Unsupervised Clustering is one of the big data analysis and machine learning is a hot issue. Compared to traditional clustering method, clustering method to learn the depth of network-based classification has a strong ability to use a wide range of advantages. IDEC loss by defining cluster to simultaneously update the network parameters and the cluster center, embedded encoder automatically clustering algorithm to the depth (DEC) capable of binding to the main features of the local feature learning cooperative cluster, effectively improve the efficiency of the algorithm and effective sex. IDEC to define the objective functional loss of use of reconstruction and clustering loss:

                          (4-3-1)

Wherein the reconstruction is a loss function, loss function for the cluster as a control factor. At that time, the objective function degenerates to traditional DEC objective function, which is the reconstruction algorithm is no longer considered a loss function. Similar definitions and methods DEC:

              (4-3-2)

Wherein the degree of similarity is embedded and the cluster center point to define the students may be distributed by T, and the distribution of the target can be defined by:

                   (4-3-3)

    Compared DEC need to dispose of a decoder and encoder tuning, IDEC defines the rebuilding loss to achieve clustering:

                    (4-3-4)

Wherein, respectively, and encoding and decoding functions. Reconstructive loss function derived from the encoder, this method can maintain the distribution of local structure data generator.

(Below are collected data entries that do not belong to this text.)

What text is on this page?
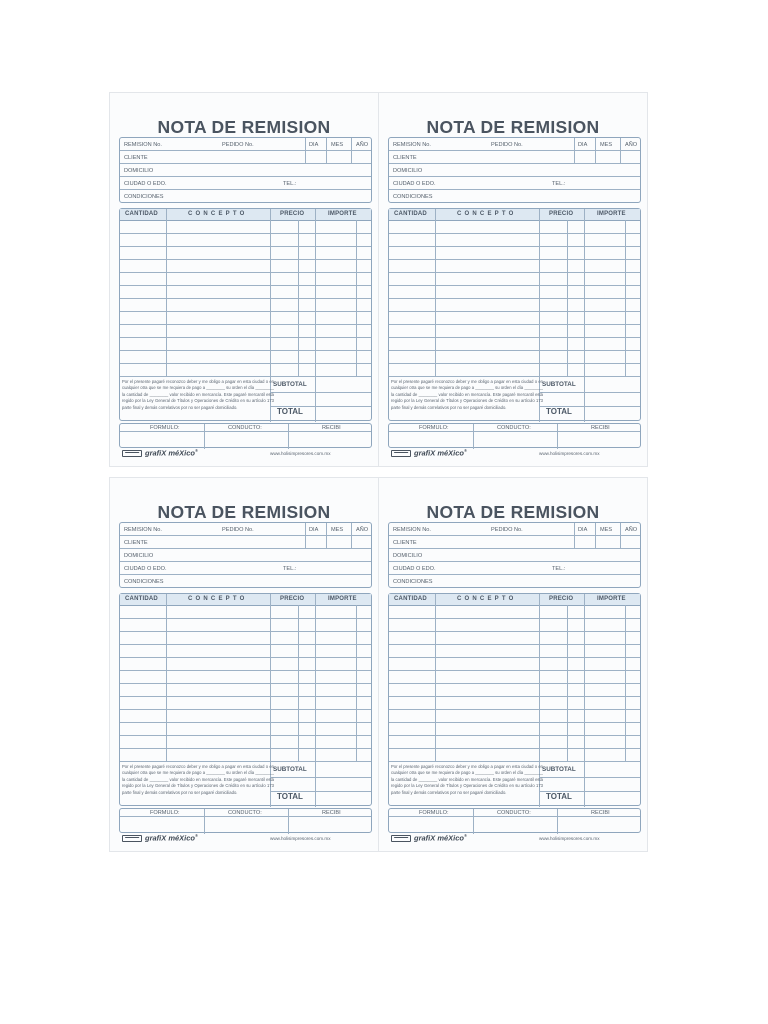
NOTA DE REMISION
REMISION No.	PEDIDO No.	DIA MES AÑO
CLIENTE
DOMICILIO
CIUDAD O EDO.	TEL.:
CONDICIONES
CANTIDAD	CONCEPTO	PRECIO	IMPORTE
Por el presente pagaré reconozco deber y me obligo a pagar en esta ciudad o en cualquier otra que se me requiera de pago a ________ su orden el día ________ la cantidad de ________ valor recibido en mercancía. Este pagaré mercantil está regido por la Ley General de Títulos y Operaciones de Crédito en su artículo 173 parte final y demás correlativos por no ser pagaré domiciliado.
SUBTOTAL
TOTAL
FORMULO:	CONDUCTO:	RECIBI
grafiX méXico®
www.holisimpresores.com.mx
NOTA DE REMISION
REMISION No.	PEDIDO No.	DIA MES AÑO
CLIENTE
DOMICILIO
CIUDAD O EDO.	TEL.:
CONDICIONES
CANTIDAD	CONCEPTO	PRECIO	IMPORTE
Por el presente pagaré reconozco deber y me obligo a pagar en esta ciudad o en cualquier otra que se me requiera de pago a ________ su orden el día ________ la cantidad de ________ valor recibido en mercancía. Este pagaré mercantil está regido por la Ley General de Títulos y Operaciones de Crédito en su artículo 173 parte final y demás correlativos por no ser pagaré domiciliado.
SUBTOTAL
TOTAL
FORMULO:	CONDUCTO:	RECIBI
grafiX méXico®
www.holisimpresores.com.mx
NOTA DE REMISION
REMISION No.	PEDIDO No.	DIA MES AÑO
CLIENTE
DOMICILIO
CIUDAD O EDO.	TEL.:
CONDICIONES
CANTIDAD	CONCEPTO	PRECIO	IMPORTE
Por el presente pagaré reconozco deber y me obligo a pagar en esta ciudad o en cualquier otra que se me requiera de pago a ________ su orden el día ________ la cantidad de ________ valor recibido en mercancía. Este pagaré mercantil está regido por la Ley General de Títulos y Operaciones de Crédito en su artículo 173 parte final y demás correlativos por no ser pagaré domiciliado.
SUBTOTAL
TOTAL
FORMULO:	CONDUCTO:	RECIBI
grafiX méXico®
www.holisimpresores.com.mx
NOTA DE REMISION
REMISION No.	PEDIDO No.	DIA MES AÑO
CLIENTE
DOMICILIO
CIUDAD O EDO.	TEL.:
CONDICIONES
CANTIDAD	CONCEPTO	PRECIO	IMPORTE
Por el presente pagaré reconozco deber y me obligo a pagar en esta ciudad o en cualquier otra que se me requiera de pago a ________ su orden el día ________ la cantidad de ________ valor recibido en mercancía. Este pagaré mercantil está regido por la Ley General de Títulos y Operaciones de Crédito en su artículo 173 parte final y demás correlativos por no ser pagaré domiciliado.
SUBTOTAL
TOTAL
FORMULO:	CONDUCTO:	RECIBI
grafiX méXico®
www.holisimpresores.com.mx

Objective function (4-3-1) may be used in small quantities optimized stochastic gradient descent (SGD) and the back-propagation is achieved. Overall, each iteration is necessary to optimize the three parameters: the right to self-coding weights, cluster centers and target distribution.

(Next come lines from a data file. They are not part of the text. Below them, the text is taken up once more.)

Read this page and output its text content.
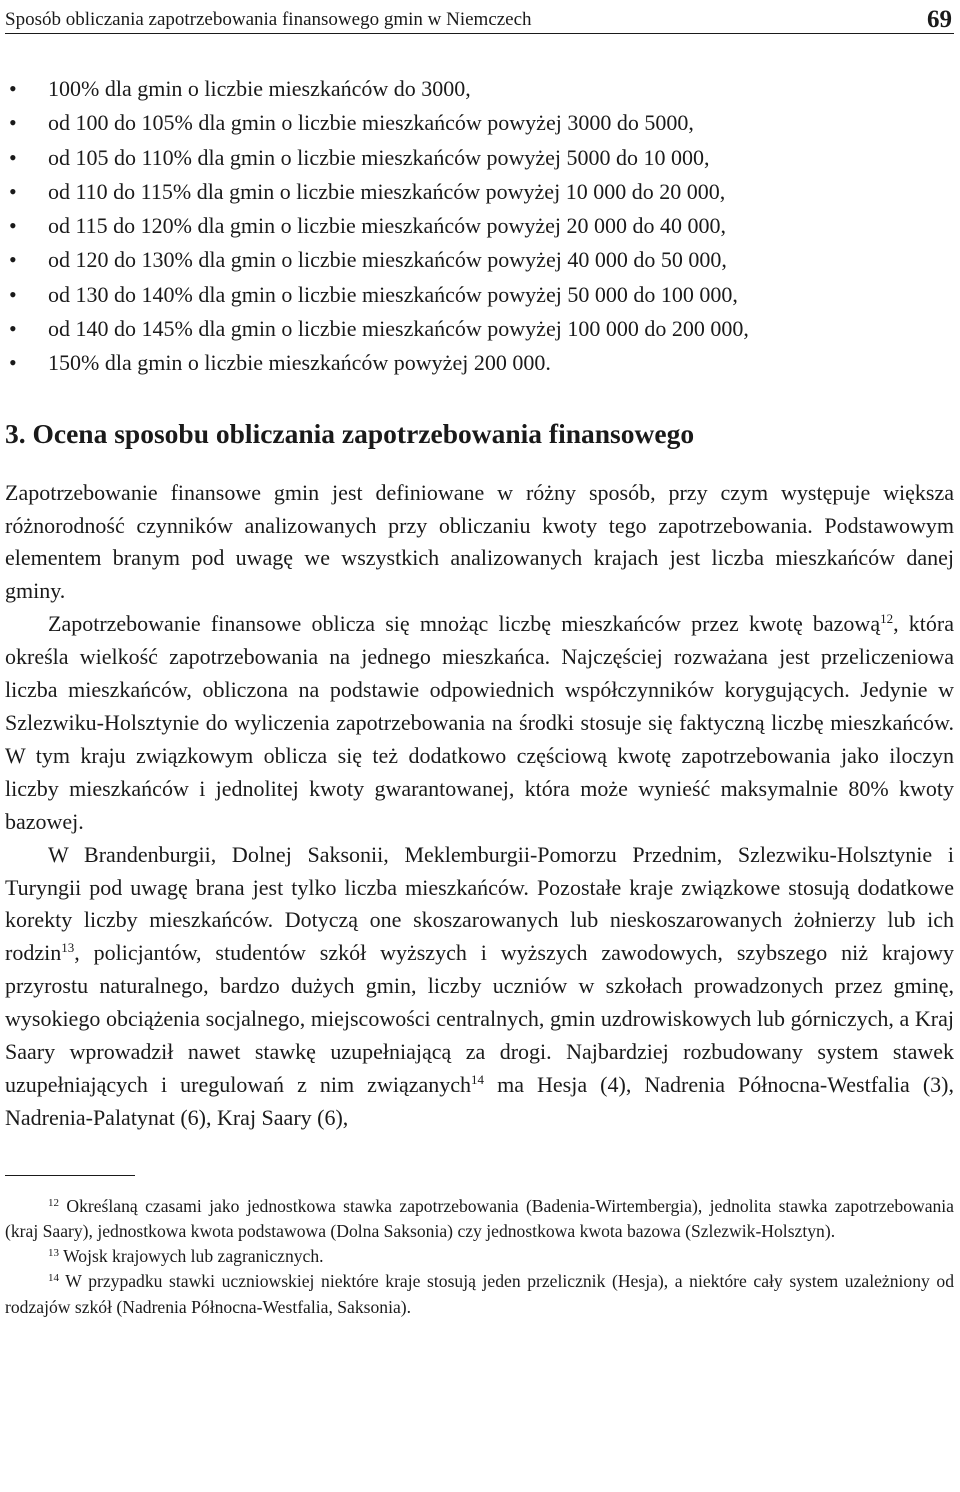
Sposób obliczania zapotrzebowania finansowego gmin w Niemczech	69
• 100% dla gmin o liczbie mieszkańców do 3000,
• od 100 do 105% dla gmin o liczbie mieszkańców powyżej 3000 do 5000,
• od 105 do 110% dla gmin o liczbie mieszkańców powyżej 5000 do 10 000,
• od 110 do 115% dla gmin o liczbie mieszkańców powyżej 10 000 do 20 000,
• od 115 do 120% dla gmin o liczbie mieszkańców powyżej 20 000 do 40 000,
• od 120 do 130% dla gmin o liczbie mieszkańców powyżej 40 000 do 50 000,
• od 130 do 140% dla gmin o liczbie mieszkańców powyżej 50 000 do 100 000,
• od 140 do 145% dla gmin o liczbie mieszkańców powyżej 100 000 do 200 000,
• 150% dla gmin o liczbie mieszkańców powyżej 200 000.
3. Ocena sposobu obliczania zapotrzebowania finansowego

Zapotrzebowanie finansowe gmin jest definiowane w różny sposób, przy czym występuje większa różnorodność czynników analizowanych przy obliczaniu kwoty tego zapotrzebowania. Podstawowym elementem branym pod uwagę we wszystkich analizowanych krajach jest liczba mieszkańców danej gminy.

Zapotrzebowanie finansowe oblicza się mnożąc liczbę mieszkańców przez kwotę bazową$^{12}$, która określa wielkość zapotrzebowania na jednego mieszkańca. Najczęściej rozważana jest przeliczeniowa liczba mieszkańców, obliczona na podstawie odpowiednich współczynników korygujących. Jedynie w Szlezwiku-Holsztynie do wyliczenia zapotrzebowania na środki stosuje się faktyczną liczbę mieszkańców. W tym kraju związkowym oblicza się też dodatkowo częściową kwotę zapotrzebowania jako iloczyn liczby mieszkańców i jednolitej kwoty gwarantowanej, która może wynieść maksymalnie 80% kwoty bazowej.

W Brandenburgii, Dolnej Saksonii, Meklemburgii-Pomorzu Przednim, Szlezwiku-Holsztynie i Turyngii pod uwagę brana jest tylko liczba mieszkańców. Pozostałe kraje związkowe stosują dodatkowe korekty liczby mieszkańców. Dotyczą one skoszarowanych lub nieskoszarowanych żołnierzy lub ich rodzin$^{13}$, policjantów, studentów szkół wyższych i wyższych zawodowych, szybszego niż krajowy przyrostu naturalnego, bardzo dużych gmin, liczby uczniów w szkołach prowadzonych przez gminę, wysokiego obciążenia socjalnego, miejscowości centralnych, gmin uzdrowiskowych lub górniczych, a Kraj Saary wprowadził nawet stawkę uzupełniającą za drogi. Najbardziej rozbudowany system stawek uzupełniających i uregulowań z nim związanych$^{14}$ ma Hesja (4), Nadrenia Północna-Westfalia (3), Nadrenia-Palatynat (6), Kraj Saary (6),

$^{12}$ Określaną czasami jako jednostkowa stawka zapotrzebowania (Badenia-Wirtembergia), jednolita stawka zapotrzebowania (kraj Saary), jednostkowa kwota podstawowa (Dolna Saksonia) czy jednostkowa kwota bazowa (Szlezwik-Holsztyn).

$^{13}$ Wojsk krajowych lub zagranicznych.

$^{14}$ W przypadku stawki uczniowskiej niektóre kraje stosują jeden przelicznik (Hesja), a niektóre cały system uzależniony od rodzajów szkół (Nadrenia Północna-Westfalia, Saksonia).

First, the distribution of fixed targets, the cluster is calculated on the gradient of the loss function and insert point cluster center, according to the principle of SGD using the number of samples in small quantities and the learning rate for the cluster center, encoding and decoding weight updating weights, the distribution of the target the update only needs to update its tag values ​​once every T times.

 

(2) T-SNE dimensionality reduction

Distributed random embedded near T (T-SNE) is a popular non-linear learning method based on information theory, a low recovery from high-dimensional sampled data structure prevalence, in order to achieve reduced dimensionality data visualization i.e., high-dimensional data is the dimensionality reduction the best method in a visual effect. The core idea of ​​T-SNE algorithm is similar attributes between the data points into a probability.

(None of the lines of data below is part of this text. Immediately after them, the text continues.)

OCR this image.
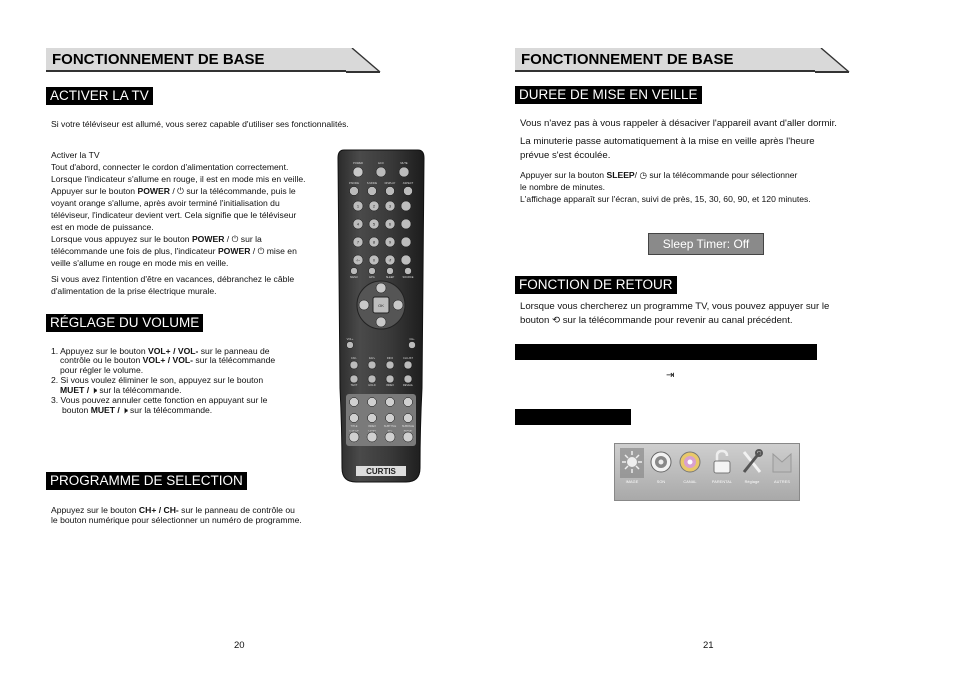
FONCTIONNEMENT DE BASE
ACTIVER LA TV
Si votre téléviseur est allumé, vous serez capable d'utiliser ses fonctionnalités.
Activer la TV
Tout d'abord, connecter le cordon d'alimentation correctement.
Lorsque l'indicateur s'allume en rouge, il est en mode mis en veille.
Appuyer sur le bouton POWER / ⏻ sur la télécommande, puis le
voyant orange s'allume, après avoir terminé l'initialisation du
téléviseur, l'indicateur devient vert. Cela signifie que le téléviseur
est en mode de puissance.
Lorsque vous appuyez sur le bouton POWER / ⏻ sur la
télécommande une fois de plus, l'indicateur POWER / ⏻ mise en
veille s'allume en rouge en mode mis en veille.
Si vous avez l'intention d'être en vacances, débranchez le câble
d'alimentation de la prise électrique murale.
RÉGLAGE DU VOLUME
1. Appuyez sur le bouton VOL+ / VOL- sur le panneau de
contrôle ou le bouton VOL+ / VOL- sur la télécommande
pour régler le volume.
2. Si vous voulez éliminer le son, appuyez sur le bouton
MUET / 🕨 sur la télécommande.
3. Vous pouvez annuler cette fonction en appuyant sur le
bouton MUET / 🕨 sur la télécommande.
PROGRAMME DE SELECTION
Appuyez sur le bouton CH+ / CH- sur le panneau de contrôle ou
le bouton numérique pour sélectionner un numéro de programme.
20
POWER	ECO	MUTE
P.MODE	S.MODE	DISPLAY	ASPECT
1	2	3
4	5	6
7	8	9
-/--	0	↺
MENU	EPG	SLEEP	SOURCE
OK
VOL+	CH+
FAV-	FAV+	INFO	CH.LIST
TEXT	HOLD	INDEX	REVEAL
TITLE	INDEX	SUBTITLE SUBPAGE
D.SETUP	T-SHIFT	REC	REPEAT
CURTIS
FONCTIONNEMENT DE BASE
DUREE DE MISE EN VEILLE
Vous n'avez pas à vous rappeler à désaciver l'appareil avant d'aller dormir.
La minuterie passe automatiquement à la mise en veille après l'heure
prévue s'est écoulée.
Appuyer sur la bouton SLEEP/ ◷ sur la télécommande pour sélectionner
le nombre de minutes.
L'affichage apparaît sur l'écran, suivi de près, 15, 30, 60, 90, et 120 minutes.
Sleep Timer: Off
FONCTION DE RETOUR
Lorsque vous chercherez un programme TV, vous pouvez appuyer sur le
bouton ⟲ sur la télécommande pour revenir au canal précédent.
⇥
IMAGE	SON	CANAL	PARENTAL	Réglage	AUTRES
21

The similarity of the original space is represented by a Gaussian joint probability:

                (4-3-5)

Embedding space similarity is represented by the "Student T distribution":

                 (4-3-6)

To evaluate the quality visualization through the joint probability space and embedded in the original space Kullback-Leibler (KL) divergence:

                  (4-3-7)

(3) K-means clustering

Cluster analysis is also known as group analysis, it is to develop a multivariate statistical method (sample or variable) classification, designed to maximize the heterogeneity and homogeneity maximize between class and class objects between the class object. K-means clustering method has advantages capable of efficiently classify large data sets, which is widely used in data analysis and processing.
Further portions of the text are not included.